Zu diesem gestern bei Orschel-Hagen aufgenommenen schönen Blütenfeld und den Bäumen im frischen Grün, passt sehr gut diese Geschichte. Sie lädt ein die kindliche Gelassenheit, die jede und jeder im Leben geschenkt bekam, auch als Erwachsener – gerade in diesen Zeiten mit Sorgen um die Wirtschaft und Gesundheit – nicht zu vergessen. Ich wünsche einen gesegneten Sonntag!

Das weiße Tütchen
Als ich eines Tages mich auf einer Parkbank niederließ,

um über alles nachzudenken, was in meinem Leben schief läuft, setzte sich ein fröhliches Mädchen zu mir. Es spürte meine Stimmung und fragte: „Warum bist Du traurig?”
„Ach” sagte ich, „Manches läuft schief. Wir Menschen gehen uns gerade aus dem Wege.” „Hmmmm” meinte das Mädchen, „wo hast Du denn Dein weißes Tütchen? Zeig es mir mal. Ich möchte da mal reinschauen.”

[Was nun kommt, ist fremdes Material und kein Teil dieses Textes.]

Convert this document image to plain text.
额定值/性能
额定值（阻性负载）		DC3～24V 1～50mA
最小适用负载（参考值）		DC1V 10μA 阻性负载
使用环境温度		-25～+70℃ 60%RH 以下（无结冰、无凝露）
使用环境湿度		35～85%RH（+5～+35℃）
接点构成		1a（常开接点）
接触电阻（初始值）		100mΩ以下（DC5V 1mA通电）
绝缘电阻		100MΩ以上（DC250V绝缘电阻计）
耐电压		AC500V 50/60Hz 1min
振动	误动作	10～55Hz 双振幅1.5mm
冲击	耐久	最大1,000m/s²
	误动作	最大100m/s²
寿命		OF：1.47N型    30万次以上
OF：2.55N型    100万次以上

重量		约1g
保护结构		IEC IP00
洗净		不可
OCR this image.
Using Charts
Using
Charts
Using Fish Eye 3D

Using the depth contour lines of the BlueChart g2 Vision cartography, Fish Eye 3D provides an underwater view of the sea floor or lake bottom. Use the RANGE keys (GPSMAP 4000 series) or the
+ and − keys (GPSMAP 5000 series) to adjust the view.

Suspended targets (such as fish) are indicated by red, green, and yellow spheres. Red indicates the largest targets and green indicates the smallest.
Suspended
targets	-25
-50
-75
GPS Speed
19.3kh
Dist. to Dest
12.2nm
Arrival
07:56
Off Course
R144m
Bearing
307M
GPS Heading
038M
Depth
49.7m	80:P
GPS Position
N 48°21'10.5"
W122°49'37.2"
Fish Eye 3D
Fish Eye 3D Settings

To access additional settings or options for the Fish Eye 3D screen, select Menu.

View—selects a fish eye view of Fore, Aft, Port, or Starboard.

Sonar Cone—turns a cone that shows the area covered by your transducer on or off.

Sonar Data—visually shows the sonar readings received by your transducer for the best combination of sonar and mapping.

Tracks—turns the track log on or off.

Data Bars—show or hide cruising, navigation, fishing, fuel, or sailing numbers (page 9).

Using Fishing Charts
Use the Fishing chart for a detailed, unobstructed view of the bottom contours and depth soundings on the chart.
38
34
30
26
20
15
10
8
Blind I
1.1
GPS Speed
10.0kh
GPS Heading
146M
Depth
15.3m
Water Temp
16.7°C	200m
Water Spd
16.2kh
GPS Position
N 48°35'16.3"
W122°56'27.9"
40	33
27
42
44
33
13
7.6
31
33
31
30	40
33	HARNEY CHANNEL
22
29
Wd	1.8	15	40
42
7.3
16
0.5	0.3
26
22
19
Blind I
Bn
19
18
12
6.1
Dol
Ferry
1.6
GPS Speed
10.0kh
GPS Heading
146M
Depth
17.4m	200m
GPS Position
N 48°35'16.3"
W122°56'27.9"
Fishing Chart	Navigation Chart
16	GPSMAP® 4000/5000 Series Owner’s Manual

„Was für ein weißes Tütchen?” fragte ich verwundert. „Ich habe nur ein schwarzes Tütchen.” Wortlos reichte ich es ihr. Vorsichtig öffnete es den Verschluss und sah hinein. Ich bemerkte, wie es erschrak: „Es ist voller Pessimismus und Sorgen!“ „Hier nimm!” meinte das Mädchen und reichte mir ein weißes Tütchen. „Sieh hinein!”
Ich öffnete das weiße Tütchen und konnte sehen, dass es voll war mit Erinnerungen an schöne Momente des Lebens. Und das, obwohl das Mädchen noch jung an Menschenjahren war.
“Wo ist Dein schwarzes Tütchen?” fragte ich neugierig. „Das werfe ich jede Woche in den Müll und kümmere mich nicht weiter darum.” sagte es. Für mich besteht der Sinn des Lebens darin, mein weißes Tütchen voll zu bekommen. Da stopfe ich so viel wie möglich hinein. Und immer, wenn ich Lust dazu habe oder ich beginne, traurig zu werden, dann öffne ich mein weißes Tütchen und schaue hinein. Dann geht‘s mir sofort besser. Wenn ich mal alt bin und mein Ende droht, dann habe ich immer noch mein weißes Tütchen. Es wird voll sein bis obenhin und ich kann sagen, ja, ich hatte etwas vom Leben. Mein Leben hatte einen Sinn!”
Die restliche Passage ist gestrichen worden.